A particular scene in Mahler's 8th symphony that has eminently filled my soul and inspires me to become myself.
What Wagner says about the fourth movement in Beethoven's 7th applies all the more here: THE APOTHEOSIS OF DANCE.
Mahler on his 8th symphony, "Think, in the last three weeks I have completed the sketches of an entirely new symphony, something in comparison with which all the rest of my works are no more than introductions. I have never written anything like it; it is something quite different in both content and style from all my other works, and certainly the biggest thing that I have ever done. Nor do I think that I have ever worked under such a feeling of compulsion; it was like a lightning vision - I saw the whole piece immediately before my eyes and only needed to write it down, as though it were being dictated to me.

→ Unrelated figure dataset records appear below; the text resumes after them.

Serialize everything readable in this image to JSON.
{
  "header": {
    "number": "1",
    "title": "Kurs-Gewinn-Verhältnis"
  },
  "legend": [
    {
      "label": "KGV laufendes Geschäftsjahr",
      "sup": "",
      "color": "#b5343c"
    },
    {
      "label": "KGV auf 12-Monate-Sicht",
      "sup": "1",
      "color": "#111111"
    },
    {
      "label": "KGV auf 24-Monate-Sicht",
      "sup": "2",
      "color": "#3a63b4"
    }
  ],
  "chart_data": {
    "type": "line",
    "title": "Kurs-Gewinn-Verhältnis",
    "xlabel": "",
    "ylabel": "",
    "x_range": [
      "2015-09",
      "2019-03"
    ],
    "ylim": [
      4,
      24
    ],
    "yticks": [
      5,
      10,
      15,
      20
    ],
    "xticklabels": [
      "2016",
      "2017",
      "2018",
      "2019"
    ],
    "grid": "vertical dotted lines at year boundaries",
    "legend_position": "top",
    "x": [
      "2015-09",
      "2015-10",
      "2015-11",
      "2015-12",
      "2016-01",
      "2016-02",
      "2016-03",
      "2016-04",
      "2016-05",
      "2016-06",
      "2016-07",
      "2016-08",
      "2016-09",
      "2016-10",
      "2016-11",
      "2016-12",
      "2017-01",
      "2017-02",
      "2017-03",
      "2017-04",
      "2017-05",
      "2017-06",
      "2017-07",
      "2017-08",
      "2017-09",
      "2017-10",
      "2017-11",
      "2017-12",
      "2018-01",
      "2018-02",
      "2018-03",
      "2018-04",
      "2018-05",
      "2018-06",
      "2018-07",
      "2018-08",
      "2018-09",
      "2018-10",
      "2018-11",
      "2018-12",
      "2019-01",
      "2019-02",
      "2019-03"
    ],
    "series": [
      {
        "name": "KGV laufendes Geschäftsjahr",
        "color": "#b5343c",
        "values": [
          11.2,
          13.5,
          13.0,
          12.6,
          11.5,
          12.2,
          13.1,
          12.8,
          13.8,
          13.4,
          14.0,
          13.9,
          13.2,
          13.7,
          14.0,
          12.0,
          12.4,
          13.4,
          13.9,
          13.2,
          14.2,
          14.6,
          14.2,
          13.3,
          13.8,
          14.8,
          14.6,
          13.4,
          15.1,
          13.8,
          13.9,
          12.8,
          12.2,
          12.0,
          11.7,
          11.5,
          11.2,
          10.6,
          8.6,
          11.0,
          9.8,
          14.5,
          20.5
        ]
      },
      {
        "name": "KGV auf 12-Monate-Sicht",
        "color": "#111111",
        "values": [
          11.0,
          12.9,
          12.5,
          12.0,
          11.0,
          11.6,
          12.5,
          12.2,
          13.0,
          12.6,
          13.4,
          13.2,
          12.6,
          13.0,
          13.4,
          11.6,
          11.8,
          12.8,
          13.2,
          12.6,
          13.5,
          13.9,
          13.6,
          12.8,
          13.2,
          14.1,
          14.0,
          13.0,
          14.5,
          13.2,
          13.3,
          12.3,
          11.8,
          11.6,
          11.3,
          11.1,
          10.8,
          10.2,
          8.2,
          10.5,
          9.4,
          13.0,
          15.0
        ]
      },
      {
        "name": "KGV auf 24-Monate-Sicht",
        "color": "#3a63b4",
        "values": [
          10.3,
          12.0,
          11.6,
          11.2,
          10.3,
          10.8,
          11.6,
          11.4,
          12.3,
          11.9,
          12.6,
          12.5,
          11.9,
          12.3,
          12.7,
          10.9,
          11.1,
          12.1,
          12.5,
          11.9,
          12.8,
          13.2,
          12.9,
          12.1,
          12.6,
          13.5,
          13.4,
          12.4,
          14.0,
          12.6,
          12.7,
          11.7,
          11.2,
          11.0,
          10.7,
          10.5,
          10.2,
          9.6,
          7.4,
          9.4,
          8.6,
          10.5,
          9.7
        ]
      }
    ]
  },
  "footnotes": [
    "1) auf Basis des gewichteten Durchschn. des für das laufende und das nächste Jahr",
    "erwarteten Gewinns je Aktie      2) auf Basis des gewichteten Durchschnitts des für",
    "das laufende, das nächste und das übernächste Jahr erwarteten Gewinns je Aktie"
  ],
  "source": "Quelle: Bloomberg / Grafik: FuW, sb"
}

This Eighth Symphony is remarkable for the fact that it unites two poems in two different languages, the first being a Latin hymn and the second nothing less than the final scene of the second part of Faust. Does that astonish you? I have for years longed to set this scene with the anchorites and the final scene with the Mater gloriosa, and to set it quite differently from other composers who have made it saccharine and feeble; but then [I] gave up the idea. Lately, however, an old book fell into my hands and I chanced on the hymn “Veni creator spiritus” - and at a single stroke I saw the whole thing - not only the opening theme, but the whole first movement, and as an answer to it I could imagine nothing more beautiful than Goethe’s text in the scene with the anchorites! Formally, too, it is something quite novel - can you imagine a symphony that is, from beginning to end, sung? Hitherto I have always used words and voices simply in an explanatory way, as a short cut to creating a certain atmosphere and to express something which, purely symphonically, could only be expressed at great length, with the terseness and precision only possible by using words. Here, on the other hand, voices are also used as instruments: the first movement is strictly symphonic in form but all of it is sung. Strange, in fact, that this has never occurred to any other composer - it really is Columbus’ egg, a ‘pure’ symphony in which the most beautiful instrument in the world is given its true place - and not simply as one sonority among others, for in my symphony the human voice is after all the bearer of the whole poetic idea."